A 2012 study from the University of Kentucky found that gratitude enhances empathy, sensitivity, and reduces aggression in social situations.

There are so many other similar studies, demonstrating that intentional practices of gratitude improve everything from self-esteem, mental strength, athletic performance, and even quality of sleep at night.

So you want a better, healthier, happier life? Try practicing thankfulness. And Psalm 103 guides the way.

The ascription to Psalm 103 tells us that it is a Psalm of David, who was, incidentally one of the most successful and well-loved characters in the Bible. David experienced great joy in his life as well as unspeakable tragedies, but in both his youth and his old age, he is quick to give thanks to God for all things.

David's song of thanksgiving is not, properly speaking, a prayer. He's not talking to God. He's talking to himself.

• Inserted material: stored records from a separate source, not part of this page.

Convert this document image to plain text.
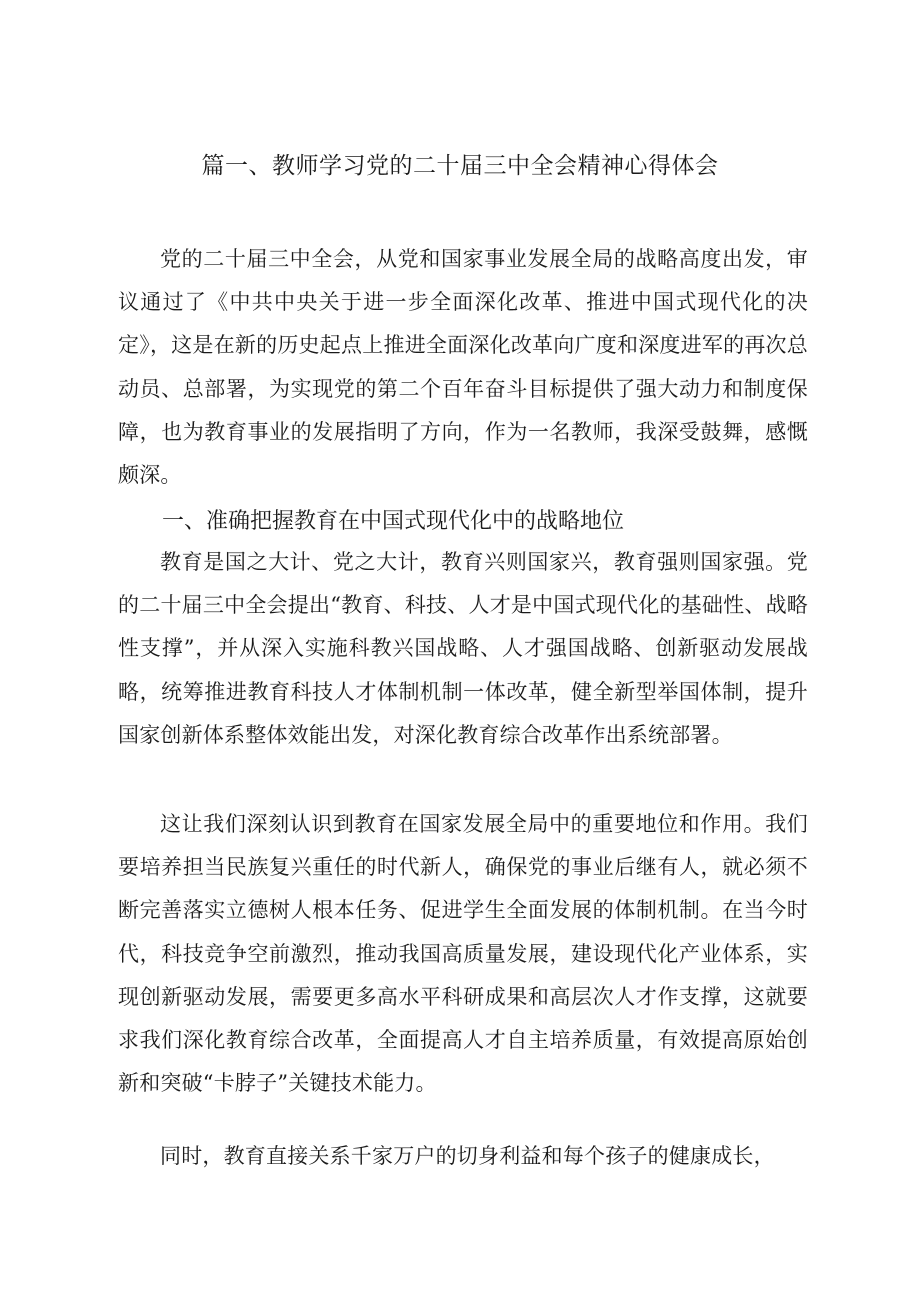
篇一、教师学习党的二十届三中全会精神心得体会

党的二十届三中全会，从党和国家事业发展全局的战略高度出发，审议通过了《中共中央关于进一步全面深化改革、推进中国式现代化的决定》，这是在新的历史起点上推进全面深化改革向广度和深度进军的再次总动员、总部署，为实现党的第二个百年奋斗目标提供了强大动力和制度保障，也为教育事业的发展指明了方向，作为一名教师，我深受鼓舞，感慨颇深。

一、准确把握教育在中国式现代化中的战略地位

教育是国之大计、党之大计，教育兴则国家兴，教育强则国家强。党的二十届三中全会提出“教育、科技、人才是中国式现代化的基础性、战略性支撑”，并从深入实施科教兴国战略、人才强国战略、创新驱动发展战略，统筹推进教育科技人才体制机制一体改革，健全新型举国体制，提升国家创新体系整体效能出发，对深化教育综合改革作出系统部署。

这让我们深刻认识到教育在国家发展全局中的重要地位和作用。我们要培养担当民族复兴重任的时代新人，确保党的事业后继有人，就必须不断完善落实立德树人根本任务、促进学生全面发展的体制机制。在当今时代，科技竞争空前激烈，推动我国高质量发展，建设现代化产业体系，实现创新驱动发展，需要更多高水平科研成果和高层次人才作支撑，这就要求我们深化教育综合改革，全面提高人才自主培养质量，有效提高原始创新和突破“卡脖子”关键技术能力。

同时，教育直接关系千家万户的切身利益和每个孩子的健康成长，
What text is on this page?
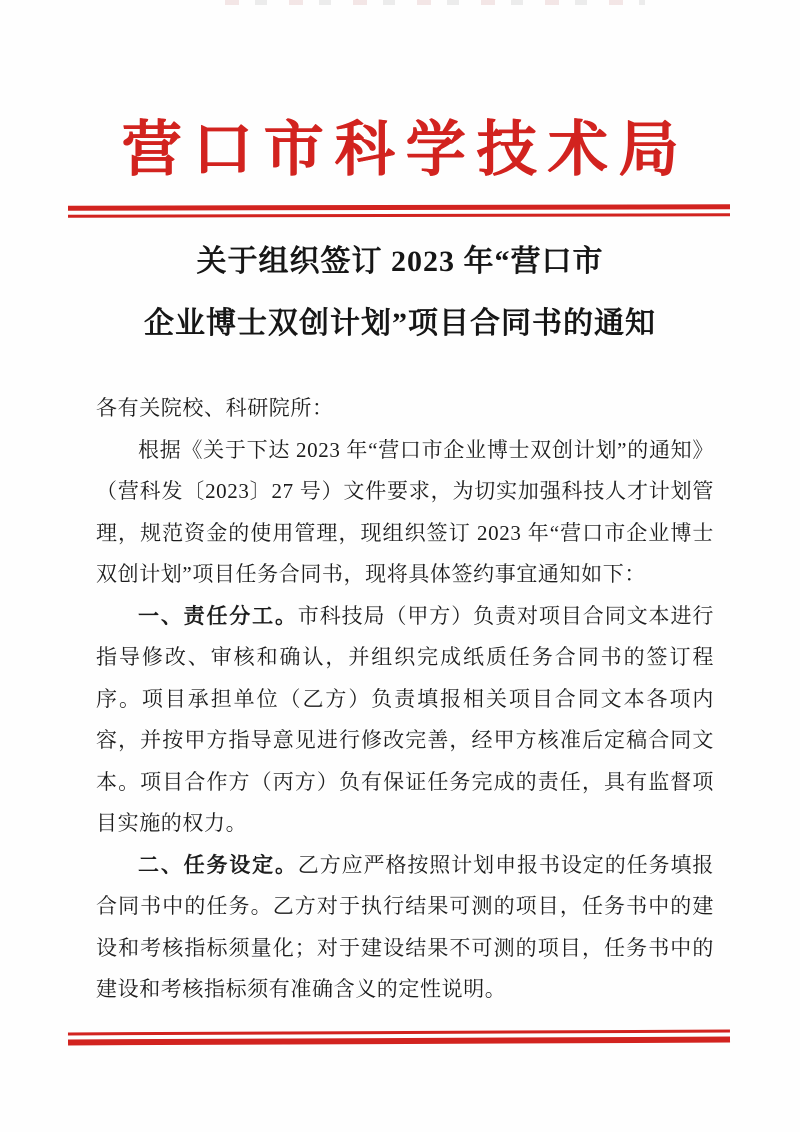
营口市科学技术局
关于组织签订 2023 年“营口市
企业博士双创计划”项目合同书的通知

各有关院校、科研院所：

根据《关于下达 2023 年“营口市企业博士双创计划”的通知》（营科发〔2023〕27 号）文件要求，为切实加强科技人才计划管理，规范资金的使用管理，现组织签订 2023 年“营口市企业博士双创计划”项目任务合同书，现将具体签约事宜通知如下：

一、责任分工。市科技局（甲方）负责对项目合同文本进行指导修改、审核和确认，并组织完成纸质任务合同书的签订程序。项目承担单位（乙方）负责填报相关项目合同文本各项内容，并按甲方指导意见进行修改完善，经甲方核准后定稿合同文本。项目合作方（丙方）负有保证任务完成的责任，具有监督项目实施的权力。

二、任务设定。乙方应严格按照计划申报书设定的任务填报合同书中的任务。乙方对于执行结果可测的项目，任务书中的建设和考核指标须量化；对于建设结果不可测的项目，任务书中的建设和考核指标须有准确含义的定性说明。
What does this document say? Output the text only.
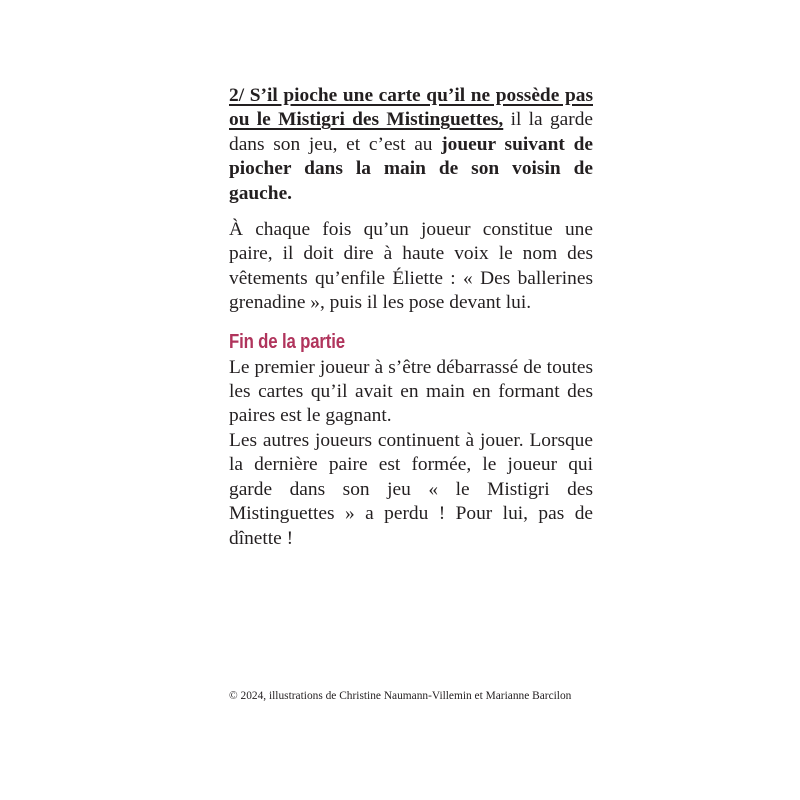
2/ S’il pioche une carte qu’il ne possède pas ou le Mistigri des Mistinguettes, il la garde dans son jeu, et c’est au joueur suivant de piocher dans la main de son voisin de gauche.

À chaque fois qu’un joueur constitue une paire, il doit dire à haute voix le nom des vêtements qu’enfile Éliette : « Des ballerines grenadine », puis il les pose devant lui.

Fin de la partie

Le premier joueur à s’être débarrassé de toutes les cartes qu’il avait en main en formant des paires est le gagnant.

Les autres joueurs continuent à jouer. Lorsque la dernière paire est formée, le joueur qui garde dans son jeu « le Mistigri des Mistinguettes » a perdu ! Pour lui, pas de dînette !

© 2024, illustrations de Christine Naumann-Villemin et Marianne Barcilon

Bless the Lord, O my soul and all that is within me bless his holy name. David is reminding himself of what's most important--to bless, or give thanks, to God. "Don't forget," he says to himself, "all the benefits" that God provides. And then in verses 3-5 he lists them. These are all personal, individual blessings, and I imagine with each one David is thinking of specific examples where God has forgiven him, healed him, saved him from danger, raised him up.

When you are practicing gratitude, start with all the things God has done specifically for you, all the things God has given to you. And then bless his name.

In the next part of the Psalm, verses 6-13, David moves from the personal to the public, expressing gratitude for all that God has done for the people under his care, the people of Israel.